Reversibility and audit trail

How Riff ensures every agent action can be undone, every edge case reaches a human, and every step is logged.

The question IT and compliance teams ask most often about AI in the ERP: "What happens when it makes a mistake?"

The honest answer is: agents will encounter situations they're not sure about. Riff is built so that when that happens, a human is always in the loop before anything irreversible occurs — and so that anything that did happen can be traced and undone.

Every action has an undo path

Before an agent action can be deployed, it must have a defined reversal. If the agent creates a PO confirmation record, there must be a corresponding delete or update operation. If it updates an invoice status, there must be a way to revert it.

This isn't just a safety feature — it's an architectural requirement. The builder defines both the action and its reversal at build time. Riff stores both in the agent's configuration.

If you need to undo something the agent did — a mis-matched invoice, an incorrect confirmation — you can trigger the reversal from the audit log. No support ticket, no manual ERP edit. The reversal is part of the same audit trail.

Escalation before action

Riff agents are designed to escalate before acting in uncertain situations — not after they've already made a mistake.

Every agent is configured with decision thresholds:

  • Auto-act: the agent takes the action without asking. Used for cases where the outcome is unambiguous — a supplier reply that exactly matches the expected format, an invoice that matches the PO within tolerance.

  • Escalate: the agent routes to a human before acting. Used for anything outside the defined range — ambiguous replies, amounts over a threshold, missing reference numbers.

You set these thresholds when you build the agent. They're explicit and reviewable before deployment.

Escalations are delivered where your team already works — email, Slack, or the Task Board in your Riff workspace. Each escalation includes the full context: what the agent was processing, what it read, and exactly why it stopped. The human picks up from there with everything they need.

Plan Mode: review before running

For agents where you want extra oversight — new agents, high-value transactions, first-run validation — Riff's Plan Mode shows you what the agent intends to do before it does it.

In Plan Mode, the agent builds an execution plan and presents it for approval. You review the proposed actions, approve or adjust, and only then does the agent execute.
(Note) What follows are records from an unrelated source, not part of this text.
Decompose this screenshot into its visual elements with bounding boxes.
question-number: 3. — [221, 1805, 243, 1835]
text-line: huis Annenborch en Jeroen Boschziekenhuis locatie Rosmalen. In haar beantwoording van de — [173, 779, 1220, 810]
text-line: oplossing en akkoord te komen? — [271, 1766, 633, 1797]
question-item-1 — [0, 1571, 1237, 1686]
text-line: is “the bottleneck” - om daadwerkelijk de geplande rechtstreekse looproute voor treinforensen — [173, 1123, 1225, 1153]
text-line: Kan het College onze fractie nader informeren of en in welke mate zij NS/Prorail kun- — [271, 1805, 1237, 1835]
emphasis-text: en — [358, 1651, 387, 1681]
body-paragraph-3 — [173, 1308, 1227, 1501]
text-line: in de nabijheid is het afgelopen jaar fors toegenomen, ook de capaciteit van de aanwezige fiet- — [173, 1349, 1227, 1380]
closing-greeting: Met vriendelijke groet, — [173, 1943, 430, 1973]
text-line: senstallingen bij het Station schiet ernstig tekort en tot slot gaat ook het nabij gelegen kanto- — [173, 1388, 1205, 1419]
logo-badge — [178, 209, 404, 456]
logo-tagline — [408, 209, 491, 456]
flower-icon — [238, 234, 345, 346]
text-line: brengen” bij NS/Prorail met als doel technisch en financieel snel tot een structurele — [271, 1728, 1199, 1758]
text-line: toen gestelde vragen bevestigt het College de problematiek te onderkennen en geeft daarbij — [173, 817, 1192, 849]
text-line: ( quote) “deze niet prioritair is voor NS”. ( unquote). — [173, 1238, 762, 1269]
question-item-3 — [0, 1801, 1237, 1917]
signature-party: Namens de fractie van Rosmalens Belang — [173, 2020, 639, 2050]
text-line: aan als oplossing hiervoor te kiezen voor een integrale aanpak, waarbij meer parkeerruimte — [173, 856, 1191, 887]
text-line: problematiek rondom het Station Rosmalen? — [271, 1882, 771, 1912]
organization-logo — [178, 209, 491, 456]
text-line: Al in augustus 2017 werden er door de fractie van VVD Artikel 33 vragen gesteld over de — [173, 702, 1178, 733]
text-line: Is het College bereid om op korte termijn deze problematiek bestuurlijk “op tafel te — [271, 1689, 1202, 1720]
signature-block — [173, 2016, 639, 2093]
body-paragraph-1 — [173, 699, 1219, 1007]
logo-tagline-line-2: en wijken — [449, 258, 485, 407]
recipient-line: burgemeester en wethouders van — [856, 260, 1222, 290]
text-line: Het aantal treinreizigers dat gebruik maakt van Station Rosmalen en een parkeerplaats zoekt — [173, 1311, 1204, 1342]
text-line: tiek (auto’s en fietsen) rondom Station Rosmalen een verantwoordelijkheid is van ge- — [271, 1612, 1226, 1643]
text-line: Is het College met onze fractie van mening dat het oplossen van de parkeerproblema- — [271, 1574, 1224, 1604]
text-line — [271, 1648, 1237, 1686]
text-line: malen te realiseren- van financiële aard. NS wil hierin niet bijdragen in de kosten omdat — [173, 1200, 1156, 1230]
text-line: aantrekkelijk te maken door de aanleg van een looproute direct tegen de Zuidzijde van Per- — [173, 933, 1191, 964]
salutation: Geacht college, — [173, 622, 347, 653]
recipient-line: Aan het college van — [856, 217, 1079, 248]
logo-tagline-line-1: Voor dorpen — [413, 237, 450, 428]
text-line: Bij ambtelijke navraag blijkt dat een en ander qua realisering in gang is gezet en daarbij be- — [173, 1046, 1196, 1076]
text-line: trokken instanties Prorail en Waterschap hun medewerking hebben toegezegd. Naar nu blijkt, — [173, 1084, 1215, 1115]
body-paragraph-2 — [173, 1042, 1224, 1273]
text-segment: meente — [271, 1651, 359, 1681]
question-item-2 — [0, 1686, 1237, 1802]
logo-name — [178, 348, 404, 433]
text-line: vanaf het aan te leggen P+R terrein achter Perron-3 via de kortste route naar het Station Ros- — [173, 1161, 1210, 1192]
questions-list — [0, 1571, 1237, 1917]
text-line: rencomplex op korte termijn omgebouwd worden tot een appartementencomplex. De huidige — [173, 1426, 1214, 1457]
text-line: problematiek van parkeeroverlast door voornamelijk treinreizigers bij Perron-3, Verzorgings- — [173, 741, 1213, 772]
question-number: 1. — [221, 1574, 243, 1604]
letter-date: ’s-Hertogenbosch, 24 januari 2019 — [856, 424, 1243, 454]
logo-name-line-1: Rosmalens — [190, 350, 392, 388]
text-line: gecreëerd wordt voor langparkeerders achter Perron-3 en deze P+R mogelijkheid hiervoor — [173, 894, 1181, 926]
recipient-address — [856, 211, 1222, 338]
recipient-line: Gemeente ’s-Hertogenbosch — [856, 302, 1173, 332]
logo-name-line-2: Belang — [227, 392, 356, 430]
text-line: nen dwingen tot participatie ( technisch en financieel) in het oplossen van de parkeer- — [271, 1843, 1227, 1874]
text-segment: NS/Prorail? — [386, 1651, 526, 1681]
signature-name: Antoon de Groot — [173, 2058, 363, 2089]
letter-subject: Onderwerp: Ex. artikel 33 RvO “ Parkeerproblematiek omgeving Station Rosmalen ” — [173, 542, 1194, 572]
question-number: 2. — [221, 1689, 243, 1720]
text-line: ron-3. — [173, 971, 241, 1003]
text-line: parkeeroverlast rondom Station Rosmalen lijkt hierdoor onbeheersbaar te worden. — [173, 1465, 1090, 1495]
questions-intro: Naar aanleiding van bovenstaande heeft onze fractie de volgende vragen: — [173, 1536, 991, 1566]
Once you're confident the agent behaves correctly, you switch it to direct execution and it runs autonomously.

The audit trail

Every action an agent takes is written to an immutable audit log:

Field
What it records

Timestamp

When the action ran

Agent

Which agent, which version

Action

What was done (typed action name)

Input

What data the agent read to make the decision

Output

What the agent changed — before and after values

Outcome

Completed, escalated, or reversed

User

If a human approved or reversed, who and when

The audit log is accessible from the workspace and exportable. For compliance purposes — SOX controls, GDPR audit requirements, internal procurement governance — the log provides a complete chain of custody for every agent-driven transaction.
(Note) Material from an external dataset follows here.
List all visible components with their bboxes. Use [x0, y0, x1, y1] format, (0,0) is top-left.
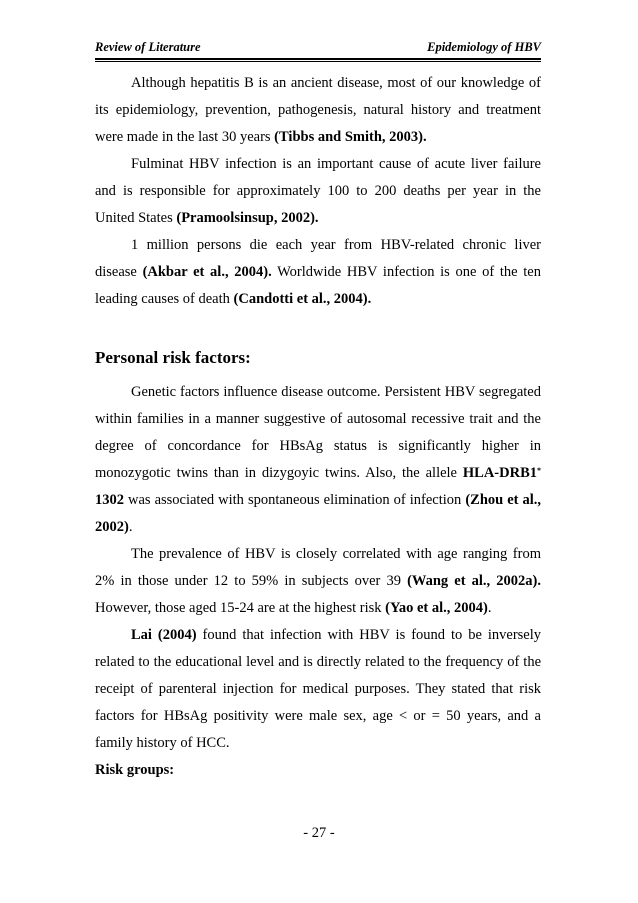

How this maps to governance requirements

For procurement and finance teams running agents against live ERPs, the audit trail and reversibility model is designed to satisfy:

  • Separation of duties: the builder who configures an agent can be different from the user who approves its deployment and the buyer who reviews its escalations. Roles and permissions are set at the workspace level.

  • Four-eyes for high-value actions: use escalation thresholds to require human approval above a defined transaction value.

  • Audit trail for external audit: the log provides timestamped, immutable evidence of every agent action for internal audit, external audit, or regulatory review.

  • Right to explanation: every agent decision is traceable to the data it read and the rule it applied. There are no opaque AI decisions in the transaction record.